Voedings en Genotsmiddelen

dr. M. Wagenaar (1938)

Gepubliceerd op 26-01-2019

Brandewijn

betekenis & definitie

Brandewijn (in den ruimsten zin van het woord) noemt men het product, verkregen door destillatie van gegiste suikerhoudende vloeistof. In de meeste landen (waaronder ook Nederland) bestaat geen wettelijke formuleering, wat onder brandewijn verstaan moet worden. Door middel van destillatie zondert men de laagkokende bestanddeelen (alkohol) uit het gegiste sap af. Door dit destillaat opnieuw over te halen, worden de vluchtige producten voortdurend meer in het allereerste destillaat opgehoopt.

Zoo gelukt het zelfs door rectificatie (zoo wordt dit voortdurend opnieuw destilleeren genoemd), zuiveren spiritus van 96 % te verkrijgen. Vele fabrikanten, die hun brandewijn uit graan stoken, mouten eerst zelf hun product. Worden alleen alkoholhoudende vloeistoffen verwerkt op brandewijn, dan bestaat de bewerking alleen uit destilleeren. De grondstoffen, waarvan voor de bereiding van brandewijn uitgegaan wordt, kunnen van zeer verschillenden aard zijn (wijn, bier, vruchtensap, zelfs gegiste melk). Een zeer zuiver product met bijzonderen smaak is de cognac (zie Cognac). Als suiker- of zetmeel houdende vloeistof die gebruikt wordt voor de bereiding van brandewijn komen in aanmerking: melasse, bietensap, pap van rozijnen, granen, aardappelen en zelfs hout.

De zetmeelhoudende producten worden eerst tot een stijfselmassa gekookt. Daarna wordt de vloeistof in een kuip gebracht, waarin reeds groene mout en water aanwezig is. Door de diastase (uit het groene mout) wordt de stijfsel gedeeltelijk in moutsuiker omgezet. Deze moutsuiker wordt vervolgens door gist tot alkohol en koolzuur afgebroken.

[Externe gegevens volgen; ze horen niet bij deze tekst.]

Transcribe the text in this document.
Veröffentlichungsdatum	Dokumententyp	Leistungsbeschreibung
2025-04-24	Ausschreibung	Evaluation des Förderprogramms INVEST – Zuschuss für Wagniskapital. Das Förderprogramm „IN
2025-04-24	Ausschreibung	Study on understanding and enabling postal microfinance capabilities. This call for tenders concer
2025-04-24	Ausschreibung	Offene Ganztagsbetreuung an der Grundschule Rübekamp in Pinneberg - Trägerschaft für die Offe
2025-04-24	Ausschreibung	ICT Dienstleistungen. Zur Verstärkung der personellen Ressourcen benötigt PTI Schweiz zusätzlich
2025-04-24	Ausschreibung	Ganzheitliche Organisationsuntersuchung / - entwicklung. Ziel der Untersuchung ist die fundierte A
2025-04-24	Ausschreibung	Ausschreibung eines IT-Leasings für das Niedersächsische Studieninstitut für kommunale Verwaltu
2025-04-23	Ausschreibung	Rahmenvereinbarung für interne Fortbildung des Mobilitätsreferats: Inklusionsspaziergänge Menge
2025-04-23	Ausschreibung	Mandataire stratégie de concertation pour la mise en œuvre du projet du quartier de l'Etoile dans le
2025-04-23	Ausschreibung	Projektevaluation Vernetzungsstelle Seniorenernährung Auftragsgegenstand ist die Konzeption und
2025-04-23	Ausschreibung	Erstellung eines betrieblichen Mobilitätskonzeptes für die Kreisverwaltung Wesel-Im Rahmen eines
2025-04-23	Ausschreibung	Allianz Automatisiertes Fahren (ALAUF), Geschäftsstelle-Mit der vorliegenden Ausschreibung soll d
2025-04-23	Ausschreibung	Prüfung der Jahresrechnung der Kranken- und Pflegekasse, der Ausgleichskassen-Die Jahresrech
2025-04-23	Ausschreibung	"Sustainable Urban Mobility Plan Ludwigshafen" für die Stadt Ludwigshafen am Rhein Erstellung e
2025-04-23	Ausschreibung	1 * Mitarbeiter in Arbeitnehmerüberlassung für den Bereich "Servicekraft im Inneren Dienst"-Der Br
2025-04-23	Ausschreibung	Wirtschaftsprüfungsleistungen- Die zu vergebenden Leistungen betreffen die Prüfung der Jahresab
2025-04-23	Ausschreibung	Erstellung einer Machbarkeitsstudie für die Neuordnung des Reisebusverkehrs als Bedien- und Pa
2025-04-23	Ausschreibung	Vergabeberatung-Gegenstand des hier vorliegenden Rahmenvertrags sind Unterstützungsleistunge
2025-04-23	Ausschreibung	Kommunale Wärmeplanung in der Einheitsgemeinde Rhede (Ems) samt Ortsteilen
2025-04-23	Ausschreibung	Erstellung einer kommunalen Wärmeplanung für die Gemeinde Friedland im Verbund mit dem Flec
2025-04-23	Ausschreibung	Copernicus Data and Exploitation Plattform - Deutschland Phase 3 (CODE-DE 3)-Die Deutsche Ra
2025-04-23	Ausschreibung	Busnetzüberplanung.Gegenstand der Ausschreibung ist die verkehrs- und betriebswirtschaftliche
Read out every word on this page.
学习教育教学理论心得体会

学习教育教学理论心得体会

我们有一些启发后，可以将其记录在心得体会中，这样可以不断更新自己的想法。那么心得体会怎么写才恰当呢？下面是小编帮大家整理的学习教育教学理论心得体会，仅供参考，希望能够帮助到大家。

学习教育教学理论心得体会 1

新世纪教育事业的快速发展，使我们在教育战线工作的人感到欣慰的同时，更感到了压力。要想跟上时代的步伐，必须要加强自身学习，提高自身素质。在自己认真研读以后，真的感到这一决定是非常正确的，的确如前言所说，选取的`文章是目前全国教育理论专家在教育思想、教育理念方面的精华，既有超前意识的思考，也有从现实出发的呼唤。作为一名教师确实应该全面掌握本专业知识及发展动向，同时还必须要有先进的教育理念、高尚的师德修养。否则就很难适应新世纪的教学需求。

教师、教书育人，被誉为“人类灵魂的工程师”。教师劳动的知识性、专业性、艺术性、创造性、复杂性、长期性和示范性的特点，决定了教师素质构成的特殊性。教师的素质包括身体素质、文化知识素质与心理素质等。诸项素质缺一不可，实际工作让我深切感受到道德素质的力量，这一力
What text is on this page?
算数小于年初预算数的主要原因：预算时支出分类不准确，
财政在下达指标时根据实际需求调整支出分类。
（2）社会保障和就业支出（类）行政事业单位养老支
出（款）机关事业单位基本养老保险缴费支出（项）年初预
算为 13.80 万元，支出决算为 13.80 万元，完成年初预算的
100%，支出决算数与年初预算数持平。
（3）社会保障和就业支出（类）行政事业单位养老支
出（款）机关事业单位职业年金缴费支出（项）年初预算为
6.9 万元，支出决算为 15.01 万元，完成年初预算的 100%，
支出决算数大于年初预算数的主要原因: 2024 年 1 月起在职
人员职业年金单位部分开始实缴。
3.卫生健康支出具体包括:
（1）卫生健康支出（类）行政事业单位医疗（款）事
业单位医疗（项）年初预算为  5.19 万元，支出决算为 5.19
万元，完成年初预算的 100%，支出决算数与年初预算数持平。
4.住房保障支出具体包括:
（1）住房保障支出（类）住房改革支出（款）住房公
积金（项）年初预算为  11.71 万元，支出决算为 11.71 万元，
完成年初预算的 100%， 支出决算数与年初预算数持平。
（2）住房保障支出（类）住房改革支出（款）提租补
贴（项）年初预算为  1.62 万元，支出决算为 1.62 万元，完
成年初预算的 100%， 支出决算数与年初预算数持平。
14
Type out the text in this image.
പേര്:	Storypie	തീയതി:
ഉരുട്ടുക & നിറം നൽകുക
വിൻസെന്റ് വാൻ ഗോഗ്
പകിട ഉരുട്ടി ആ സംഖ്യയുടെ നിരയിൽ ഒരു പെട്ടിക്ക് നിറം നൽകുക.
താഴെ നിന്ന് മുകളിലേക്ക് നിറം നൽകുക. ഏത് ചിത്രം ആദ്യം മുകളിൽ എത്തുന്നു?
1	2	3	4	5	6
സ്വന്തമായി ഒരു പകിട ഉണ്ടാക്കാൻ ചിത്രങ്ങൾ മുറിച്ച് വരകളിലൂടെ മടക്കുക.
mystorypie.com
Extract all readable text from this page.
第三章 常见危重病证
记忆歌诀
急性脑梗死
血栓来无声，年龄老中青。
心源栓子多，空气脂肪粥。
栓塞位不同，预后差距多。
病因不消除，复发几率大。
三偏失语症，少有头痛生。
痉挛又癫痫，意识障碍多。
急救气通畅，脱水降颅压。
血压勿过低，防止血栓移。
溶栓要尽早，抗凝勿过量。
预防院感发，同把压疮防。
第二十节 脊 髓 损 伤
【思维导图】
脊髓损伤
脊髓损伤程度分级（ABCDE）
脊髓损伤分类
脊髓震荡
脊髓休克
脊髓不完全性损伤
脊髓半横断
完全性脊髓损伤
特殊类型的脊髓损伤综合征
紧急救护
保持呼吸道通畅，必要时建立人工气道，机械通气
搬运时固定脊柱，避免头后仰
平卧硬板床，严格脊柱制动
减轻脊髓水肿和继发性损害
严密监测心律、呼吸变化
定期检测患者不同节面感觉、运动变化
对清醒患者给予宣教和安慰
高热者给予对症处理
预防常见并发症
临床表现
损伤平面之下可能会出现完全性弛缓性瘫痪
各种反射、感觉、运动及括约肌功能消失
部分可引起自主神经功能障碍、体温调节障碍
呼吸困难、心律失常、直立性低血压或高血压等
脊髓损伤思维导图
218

De gisting gaat door, totdat het percentage aan alkohol ongeveer 15 % bedraagt. Bij genoemde concentratie sterft de gist en daarna wordt afgedestilleerd. Wat in den ketel achterblijft is de spoeling, een uitstekend veevoer, omdat nog vrijwel alle eiwitten uit de grondstof hierin aanwezig zijn. Door herhaald destilleeren wordt het product, dat den naam van „moutwijn” draagt, van foezel bevrijd en zoodoende het gehalte aan alkohol opgevoerd. Door eenvoudige gisting zonder destillatie, kan een vloeistof dus nooit rijker zijn aan alkohol dan 15 %. Daarom wordt een drank van een hooger percentage dan 15 %, in den zin van de Drankwet als „sterke drank” beschouwd. Over de verschillende brandewijnsoorten zie de artikelen Rhum, Arak, Cognac, Jenever. Brandewijn heeft gewoonlijk een percentage aan alkohol van minstens 30 %, de drank bevat een goed smakende foezel. Brandewijn dient als genotmiddel en voor inlegvloeistof van vruchten, die door het hooge alkoholgehalte geconserveerd worden.

De Fransche brandewijn, Eau de vie, wordt uitsluitend uit wijn gestookt (zie Cognac); de Spaansche brandewijn is als Barcelona-brandewijn bekend, De brandewijnsoorten uit wijn gestookt, hebben een foezel, die zeer verschilt van de soorten, die uit graan gestookt worden.

Voor het destilleeren is toestemming noodig zie Moutwijn.